Peki Gönül, kendi sorduğu soruyu nasıl yanıtlıyor? Mübadele olmasaydı, milli devlet olmasaydı, bugün nasıl bir Türkiye olurdu? İşte yanıtı:
“Daha iyi olurdu diyen de var, daha kötü olurdu diyen de var. Beni tenkit eden de var, olumlu bulan da var. Neticede söz hürriyeti var, herkes istediği gibi konuşabilir. Ama şunu görmek lazım: Osmanlı ile Cumhuriyet arasındaki en temel fark, çok hukukluluktan, tek hukukluluğa geçiştir. O zaman her milletin, ki bunlar dini gruplardır, ayrı hukuku vardı. Milletler sisteminde azınlık kavramı yoktur. Her halde o zaman büyük azınlıklar durumu olurdu. Yani Yunanistan’da büyük bir Türk azınlığı, burada büyük bir Rum azınlığı.”

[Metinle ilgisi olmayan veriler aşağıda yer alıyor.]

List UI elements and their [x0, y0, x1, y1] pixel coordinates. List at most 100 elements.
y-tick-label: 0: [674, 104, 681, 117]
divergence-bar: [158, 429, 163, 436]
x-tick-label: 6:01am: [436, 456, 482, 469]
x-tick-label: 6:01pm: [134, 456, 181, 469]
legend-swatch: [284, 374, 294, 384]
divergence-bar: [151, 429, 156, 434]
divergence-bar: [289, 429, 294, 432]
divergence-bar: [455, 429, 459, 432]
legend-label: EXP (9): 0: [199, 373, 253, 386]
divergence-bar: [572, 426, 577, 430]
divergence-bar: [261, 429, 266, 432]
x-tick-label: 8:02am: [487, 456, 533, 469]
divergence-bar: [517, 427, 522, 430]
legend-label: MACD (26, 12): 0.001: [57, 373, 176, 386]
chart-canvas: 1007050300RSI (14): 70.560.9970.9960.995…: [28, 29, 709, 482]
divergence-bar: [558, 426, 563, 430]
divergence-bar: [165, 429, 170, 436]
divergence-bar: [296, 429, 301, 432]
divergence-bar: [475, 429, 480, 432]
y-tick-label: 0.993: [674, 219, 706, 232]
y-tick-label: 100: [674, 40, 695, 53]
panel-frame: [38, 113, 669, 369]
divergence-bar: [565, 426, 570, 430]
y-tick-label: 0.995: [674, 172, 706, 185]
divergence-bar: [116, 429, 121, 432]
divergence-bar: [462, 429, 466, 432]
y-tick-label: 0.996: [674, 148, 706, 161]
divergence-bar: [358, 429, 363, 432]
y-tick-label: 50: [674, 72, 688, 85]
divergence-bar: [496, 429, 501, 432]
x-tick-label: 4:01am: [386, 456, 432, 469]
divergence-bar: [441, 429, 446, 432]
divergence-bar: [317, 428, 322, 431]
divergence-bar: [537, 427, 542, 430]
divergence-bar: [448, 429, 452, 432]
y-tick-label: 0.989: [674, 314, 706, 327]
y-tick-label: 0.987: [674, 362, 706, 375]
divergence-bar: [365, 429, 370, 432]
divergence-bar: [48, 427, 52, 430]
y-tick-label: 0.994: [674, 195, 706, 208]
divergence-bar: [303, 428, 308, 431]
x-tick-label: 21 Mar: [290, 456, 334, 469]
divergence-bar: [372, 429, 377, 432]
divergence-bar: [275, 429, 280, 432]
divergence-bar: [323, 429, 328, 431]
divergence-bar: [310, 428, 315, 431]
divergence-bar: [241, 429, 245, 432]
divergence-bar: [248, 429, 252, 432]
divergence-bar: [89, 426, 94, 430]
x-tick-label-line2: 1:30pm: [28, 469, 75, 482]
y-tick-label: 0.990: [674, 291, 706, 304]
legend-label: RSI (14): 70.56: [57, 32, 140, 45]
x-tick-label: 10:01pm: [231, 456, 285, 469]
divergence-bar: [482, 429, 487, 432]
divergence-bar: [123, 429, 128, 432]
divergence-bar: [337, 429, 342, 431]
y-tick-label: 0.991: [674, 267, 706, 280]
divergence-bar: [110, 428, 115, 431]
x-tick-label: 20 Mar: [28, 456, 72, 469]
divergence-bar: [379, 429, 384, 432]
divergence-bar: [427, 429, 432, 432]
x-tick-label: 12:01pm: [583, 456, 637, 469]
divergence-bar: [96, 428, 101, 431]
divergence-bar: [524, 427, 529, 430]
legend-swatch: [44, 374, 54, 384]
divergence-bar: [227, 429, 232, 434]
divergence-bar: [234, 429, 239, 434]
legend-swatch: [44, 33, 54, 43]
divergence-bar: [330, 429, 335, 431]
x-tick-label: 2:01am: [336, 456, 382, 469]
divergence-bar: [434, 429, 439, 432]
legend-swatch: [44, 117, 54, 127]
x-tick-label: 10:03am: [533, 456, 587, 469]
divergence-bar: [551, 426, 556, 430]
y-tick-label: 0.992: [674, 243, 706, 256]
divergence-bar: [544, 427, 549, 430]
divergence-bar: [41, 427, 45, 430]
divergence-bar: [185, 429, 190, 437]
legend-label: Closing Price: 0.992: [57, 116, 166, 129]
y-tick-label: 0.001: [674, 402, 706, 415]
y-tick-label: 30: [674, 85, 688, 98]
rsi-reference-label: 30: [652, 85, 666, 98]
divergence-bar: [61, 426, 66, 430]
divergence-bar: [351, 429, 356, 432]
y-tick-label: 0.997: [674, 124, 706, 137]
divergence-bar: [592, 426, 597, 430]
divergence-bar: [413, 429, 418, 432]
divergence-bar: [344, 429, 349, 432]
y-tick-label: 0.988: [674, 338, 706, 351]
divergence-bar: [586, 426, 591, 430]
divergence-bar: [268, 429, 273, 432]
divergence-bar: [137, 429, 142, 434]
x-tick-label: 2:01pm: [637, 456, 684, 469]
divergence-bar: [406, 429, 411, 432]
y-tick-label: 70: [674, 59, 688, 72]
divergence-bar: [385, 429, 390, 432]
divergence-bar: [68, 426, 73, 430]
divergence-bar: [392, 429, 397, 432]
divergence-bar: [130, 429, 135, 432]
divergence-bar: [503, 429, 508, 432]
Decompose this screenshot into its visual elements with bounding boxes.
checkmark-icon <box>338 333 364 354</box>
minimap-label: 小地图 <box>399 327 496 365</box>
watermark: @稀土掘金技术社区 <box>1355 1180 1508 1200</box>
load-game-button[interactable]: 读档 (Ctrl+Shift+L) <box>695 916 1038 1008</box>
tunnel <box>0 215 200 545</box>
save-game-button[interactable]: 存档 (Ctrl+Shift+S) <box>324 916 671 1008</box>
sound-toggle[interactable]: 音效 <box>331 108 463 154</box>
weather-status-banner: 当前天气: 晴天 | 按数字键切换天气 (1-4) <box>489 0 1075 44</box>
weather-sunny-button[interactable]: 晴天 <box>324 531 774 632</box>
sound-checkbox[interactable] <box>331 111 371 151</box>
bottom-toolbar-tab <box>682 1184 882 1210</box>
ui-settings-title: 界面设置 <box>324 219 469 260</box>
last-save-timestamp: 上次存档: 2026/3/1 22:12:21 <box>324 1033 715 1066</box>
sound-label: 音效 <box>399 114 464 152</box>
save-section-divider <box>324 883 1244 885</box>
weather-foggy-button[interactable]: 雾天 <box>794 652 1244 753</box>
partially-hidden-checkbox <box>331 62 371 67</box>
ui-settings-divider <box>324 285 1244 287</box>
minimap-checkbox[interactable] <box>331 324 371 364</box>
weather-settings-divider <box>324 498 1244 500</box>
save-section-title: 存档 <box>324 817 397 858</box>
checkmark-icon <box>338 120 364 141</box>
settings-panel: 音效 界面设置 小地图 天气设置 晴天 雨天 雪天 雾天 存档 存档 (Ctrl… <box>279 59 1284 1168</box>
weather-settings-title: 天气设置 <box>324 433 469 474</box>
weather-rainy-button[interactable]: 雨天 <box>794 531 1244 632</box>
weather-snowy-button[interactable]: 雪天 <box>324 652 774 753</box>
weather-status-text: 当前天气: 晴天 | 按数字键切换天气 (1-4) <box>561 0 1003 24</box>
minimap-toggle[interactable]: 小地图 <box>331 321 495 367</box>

“Azınlıklar, biz müsamaha ettiğimiz için Türkiye’de yaşamıyor. Hakları ve hukukları olduğu için yaşıyorlar ve azınlıklar Türkiye’nin zenginliğidir. O zaman tercihler Yunanistan’da da Türkiye’de de milli devlet şeklinde olmuş. Ama bakın bugün Yunanistan AB üyesi. Biz de kendi isteğimizle AB gibi bir uluslarüstü teşkilata katılmaya talip olmuşuz. Olayları ve kararları olduğu şartlar içinde değerlendirmek lazım.”